Really, though, on the switch type, I could go either way. Chiclet keys feel nice enough to be acceptable, but for longer typing sessions I truly like the additional travel and resistance of scissor switches. This is an area where making it a configurable option would be nice. A modular, interchangeable FRU keyboard offering the user their choice of chiclet or scissor switch keys would make everyone happy.

Pointing devices

While we’re at it, let’s look at the pointing devices. First, we have the TrackPoint stick, the red nub. People who use them really love them, and they don’t get in the way of people who don’t. They’re a vital part of the ThinkPad brand and image, and should never be done away with.

Next, we have the touchpad. The touchpad is surrounded top and bottom with physical mouse buttons. these are well designed and robust. Positioning them top and bottom is important because it makes them reachable to both the thumb and fingers, regardless of where the hand is positioned on the keyboard or touchpad, which makes using the buttons quicker. We also see a middle mouse button, which is useful for Linux users.

As for the touchpad itself, it is only 2.25 x 1.5 inches — which is ideal. Newer generation notebook PCs have trended toward larger touchpads, which allows for greater precision with reduced sensitivity, but I really prefer this smaller size. It is not so large that it becomes an easy target for accidental bumps by the palm of the hand. I never accidentally brushed the touchpad on my T61p with the heel or palm of my hand when typing, which means I never accidentally click the mouse cursor away from where I’m typing.
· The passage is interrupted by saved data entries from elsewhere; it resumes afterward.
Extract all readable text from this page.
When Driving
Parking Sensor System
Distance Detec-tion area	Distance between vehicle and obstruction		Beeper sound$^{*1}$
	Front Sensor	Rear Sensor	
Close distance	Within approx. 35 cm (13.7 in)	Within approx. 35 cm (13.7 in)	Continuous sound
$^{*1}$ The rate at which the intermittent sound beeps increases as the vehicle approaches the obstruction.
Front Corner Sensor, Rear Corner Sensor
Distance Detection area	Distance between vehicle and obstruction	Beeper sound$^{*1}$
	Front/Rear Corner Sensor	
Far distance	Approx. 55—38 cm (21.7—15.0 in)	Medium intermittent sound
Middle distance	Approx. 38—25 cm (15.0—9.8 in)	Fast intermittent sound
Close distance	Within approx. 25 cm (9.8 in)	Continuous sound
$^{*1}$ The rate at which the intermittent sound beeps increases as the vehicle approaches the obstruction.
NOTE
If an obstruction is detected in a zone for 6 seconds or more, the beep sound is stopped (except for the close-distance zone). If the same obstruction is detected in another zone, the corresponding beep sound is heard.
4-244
I do have this problem on many newer model laptop keyboards, and it is a constant, huge annoyance.

The touchpad is not multi-touch capable, and that would be a good improvement to add to this design. It does have scroll regions at the right and bottom edge, which are configurable.
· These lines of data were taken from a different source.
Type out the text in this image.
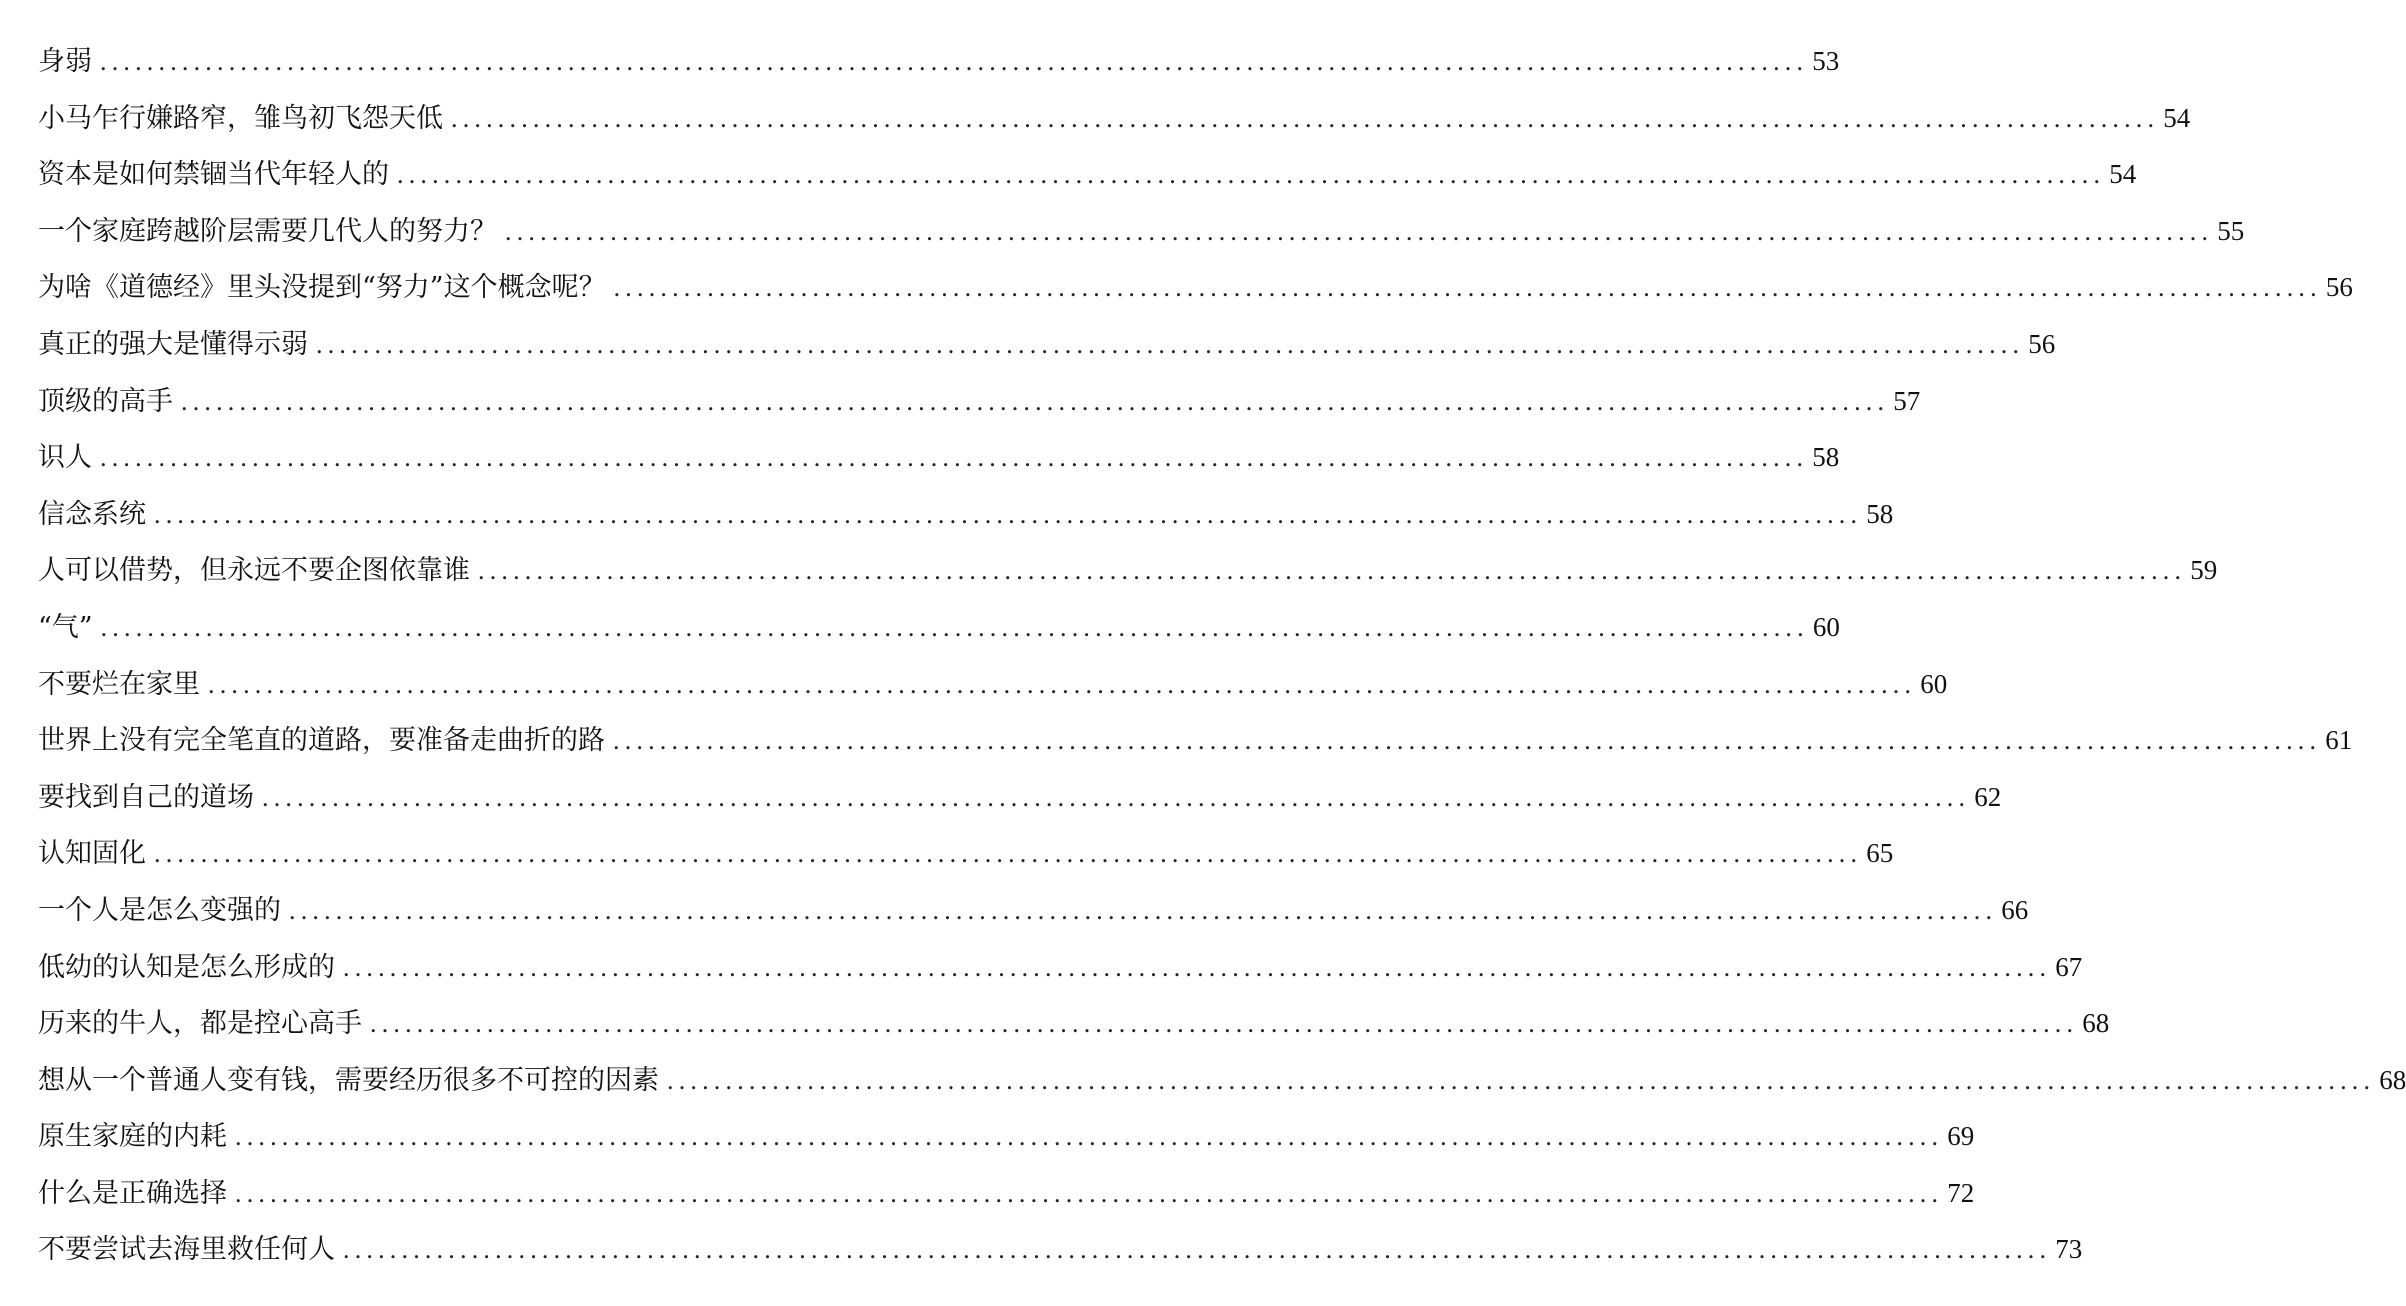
身弱 .................................................................................................................................................. 53
小马乍行嫌路窄，雏鸟初飞怨天低 .................................................................................................................................................. 54
资本是如何禁锢当代年轻人的 .................................................................................................................................................. 54
一个家庭跨越阶层需要几代人的努力？ .................................................................................................................................................. 55
为啥《道德经》里头没提到“努力”这个概念呢？ .................................................................................................................................................. 56
真正的强大是懂得示弱 .................................................................................................................................................. 56
顶级的高手 .................................................................................................................................................. 57
识人 .................................................................................................................................................. 58
信念系统 .................................................................................................................................................. 58
人可以借势，但永远不要企图依靠谁 .................................................................................................................................................. 59
“气” .................................................................................................................................................. 60
不要烂在家里 .................................................................................................................................................. 60
世界上没有完全笔直的道路，要准备走曲折的路 .................................................................................................................................................. 61
要找到自己的道场 .................................................................................................................................................. 62
认知固化 .................................................................................................................................................. 65
一个人是怎么变强的 .................................................................................................................................................. 66
低幼的认知是怎么形成的 .................................................................................................................................................. 67
历来的牛人，都是控心高手 .................................................................................................................................................. 68
想从一个普通人变有钱，需要经历很多不可控的因素 .................................................................................................................................................. 68
原生家庭的内耗 .................................................................................................................................................. 69
什么是正确选择 .................................................................................................................................................. 72
不要尝试去海里救任何人 .................................................................................................................................................. 73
The UltraNav touchpad driver is excellent, with lots of configuration options to get it to work just how the user prefers.

T61-trackpad

What else?

It’d be great if keyboards were more interchangeable in laptops, across different models and manufacturers. It would take a great effort of the industry to standardize the top half of all laptop chassis to have the same shape and size space for a keyboard. But there’s no reason it couldn’t happen, if manufacturers decided to standardize, or if a manufacturer decided standardize within their own product lines. The computer industry has standardized on other things, so why not a standard to allow laptop keyboards to be more interchangeable between different models and makers? This could spur innovation in improving keyboards, since users would not longer be stuck with whatever the designers engineered for a particular model — users would be free to upgrade and choose the style and layout that they prefer.
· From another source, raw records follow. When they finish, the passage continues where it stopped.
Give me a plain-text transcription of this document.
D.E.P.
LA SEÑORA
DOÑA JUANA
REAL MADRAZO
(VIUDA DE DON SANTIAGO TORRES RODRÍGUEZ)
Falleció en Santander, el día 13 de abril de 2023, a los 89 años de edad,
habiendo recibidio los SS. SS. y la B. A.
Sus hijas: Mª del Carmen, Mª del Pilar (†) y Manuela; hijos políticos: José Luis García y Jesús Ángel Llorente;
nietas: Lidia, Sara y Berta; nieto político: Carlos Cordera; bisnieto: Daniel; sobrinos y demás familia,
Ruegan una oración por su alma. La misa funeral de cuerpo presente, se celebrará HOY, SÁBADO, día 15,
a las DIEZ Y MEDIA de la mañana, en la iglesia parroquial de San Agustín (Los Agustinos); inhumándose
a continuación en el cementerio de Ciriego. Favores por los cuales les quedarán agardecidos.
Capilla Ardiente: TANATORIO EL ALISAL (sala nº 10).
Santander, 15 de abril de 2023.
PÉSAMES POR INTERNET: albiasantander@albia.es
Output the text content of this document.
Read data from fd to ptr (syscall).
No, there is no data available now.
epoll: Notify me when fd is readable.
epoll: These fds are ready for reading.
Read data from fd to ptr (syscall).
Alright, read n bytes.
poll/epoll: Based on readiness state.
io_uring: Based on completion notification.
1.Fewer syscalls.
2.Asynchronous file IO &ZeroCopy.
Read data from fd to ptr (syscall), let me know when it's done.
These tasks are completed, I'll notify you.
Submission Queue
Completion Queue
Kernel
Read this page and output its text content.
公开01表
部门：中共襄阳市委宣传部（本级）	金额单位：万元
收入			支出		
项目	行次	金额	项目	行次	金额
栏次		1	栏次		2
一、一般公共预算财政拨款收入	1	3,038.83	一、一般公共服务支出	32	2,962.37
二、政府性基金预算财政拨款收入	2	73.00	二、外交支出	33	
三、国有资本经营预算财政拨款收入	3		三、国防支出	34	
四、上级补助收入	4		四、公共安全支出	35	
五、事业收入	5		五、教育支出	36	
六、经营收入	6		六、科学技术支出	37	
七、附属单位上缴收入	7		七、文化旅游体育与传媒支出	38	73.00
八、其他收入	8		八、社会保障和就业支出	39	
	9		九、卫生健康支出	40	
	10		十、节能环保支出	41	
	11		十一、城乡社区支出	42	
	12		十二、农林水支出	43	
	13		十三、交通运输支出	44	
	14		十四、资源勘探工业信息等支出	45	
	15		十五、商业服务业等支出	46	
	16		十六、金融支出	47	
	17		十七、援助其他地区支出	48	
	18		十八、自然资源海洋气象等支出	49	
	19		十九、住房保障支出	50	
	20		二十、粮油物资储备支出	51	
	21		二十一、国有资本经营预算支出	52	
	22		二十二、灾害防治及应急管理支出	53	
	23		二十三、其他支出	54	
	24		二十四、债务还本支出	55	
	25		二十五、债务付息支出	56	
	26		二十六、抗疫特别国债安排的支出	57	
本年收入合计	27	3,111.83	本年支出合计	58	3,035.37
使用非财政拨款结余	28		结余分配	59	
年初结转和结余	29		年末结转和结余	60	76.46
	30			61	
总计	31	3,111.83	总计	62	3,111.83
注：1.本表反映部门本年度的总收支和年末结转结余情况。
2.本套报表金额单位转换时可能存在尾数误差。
I doubt that it will happen on an industry-wide level, that we’ll be able to buy generic commodity keyboards from any maker and put it into any laptop, there’s just too much inertia for it. But it could happen if the industry decided it wanted to. Even if it didn’t want to, manufactures could standardize more within their own model lines, and offer a greater variety of keycap types and layouts to satisfy the preferences of different customers. I expect the main reasons they don’t do so have to do with cost, and to some extent integration and aesthetics issues. But these are not insurmountable issues.

For me, a better keyboard is still well worth paying some premium for. A keyboard that doesn’t feel cramped, has a familiar layout for ALL keys, and a satisfying feel, for me, would be something I’d easily pay another $50-100 for, if it were an option to purchase an upgraded keyboard that was just the way I like it.